Ramazan Bolatūly Amantai (sometimes transliterated Amantay, Рамазан Болатұлы Амантай; born 28 December 1998) is a Kazakh film actor, filmmaker, composer, and poet. He is best known for portraying Erkoş in the Kazakh Business movie franchise.

== Early life and education ==
Amantai was born on 28 December 1998 in Talgar, Almaty Region. His father, Bolat, is an economist, while his mother Roza Esbosynova is a kuishi and a dombrist, who studied at the Kazakh National Conservatory. Amantai has one younger sister and two younger brothers. He has said that he dreamed of studying in the Jürgenov Kazakh National Academy of Arts, but was not accepted due to unspecified "unfair" circumstances.
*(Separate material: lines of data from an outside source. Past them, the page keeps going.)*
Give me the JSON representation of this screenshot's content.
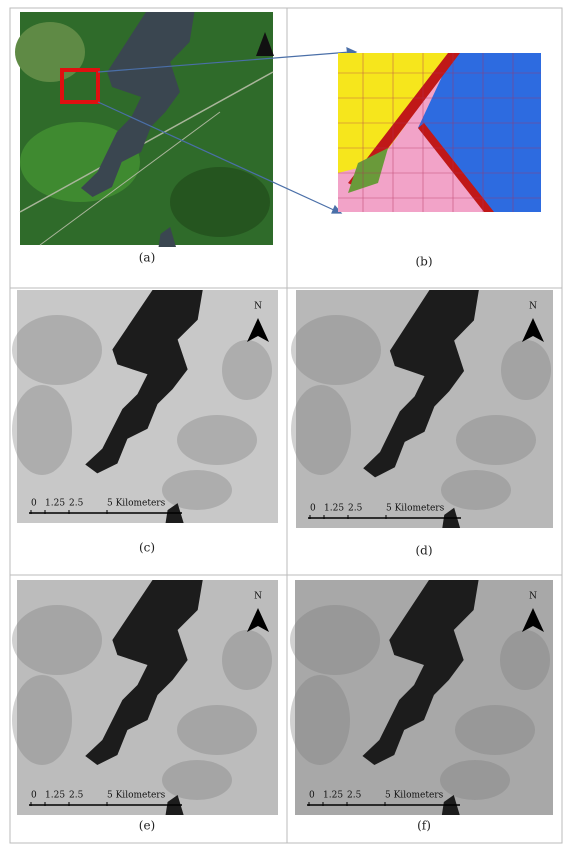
{
  "panels": [
    {
      "label": "(a)"
    },
    {
      "label": "(b)"
    },
    {
      "label": "(c)",
      "north": "N",
      "scale": [
        "0",
        "1.25",
        "2.5",
        "5 Kilometers"
      ]
    },
    {
      "label": "(d)",
      "north": "N",
      "scale": [
        "0",
        "1.25",
        "2.5",
        "5 Kilometers"
      ]
    },
    {
      "label": "(e)",
      "north": "N",
      "scale": [
        "0",
        "1.25",
        "2.5",
        "5 Kilometers"
      ]
    },
    {
      "label": "(f)",
      "north": "N",
      "scale": [
        "0",
        "1.25",
        "2.5",
        "5 Kilometers"
      ]
    }
  ]
}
Since third grade, Amantai has played the dombra, and performed at international competitions. As of January 2019, he was studying at the Al-Farabi Kazakh National University to become a librarian.

== Career ==
As remembered by Amantai himself, he began his acting career at his father's request, but never regretted the decision. After finishing his school, Amantai went to a casting, and his debut was in the Ainalaiyn (2011) series.

Amantai described his acting experience as Erkoş in Kazakh Business in America (2017) "life-changing", and went on to reprise the role in the later sequels. Amantai's first main role in film was of Erkoş, in the Erkoş-based spinoff movie I Go to School.

In addition to acting, Amantai is a film director. In January 2025, his third full-length movie, Mädi in China, was published.

Outside film, Amantai is also a song and dubbing writer. He, for example, has written song lyrics performed by Töreğali Töreäli. In a 2023 interview to the Khabar Agency, he stated that he wrote approximately 400 songs in the last seven years. Though "half of them are not published, and the other are not that good", he requires only fifteen minutes to write one.

== Personal life ==
Amantai is an avid reader. He has stated that his dream role in acting has always been Abai Qunanbaiuly.

In March 2021, Amantai married Gülfaru Tölen. In July 2021, he revealed that they met at Toi Duman Radio.

In August 2025, Amantai announced that his weight has reached 158.5 kg. Having said that he gained 88 kg in the last ten years, he announced his weight-loss journey due to health concerns.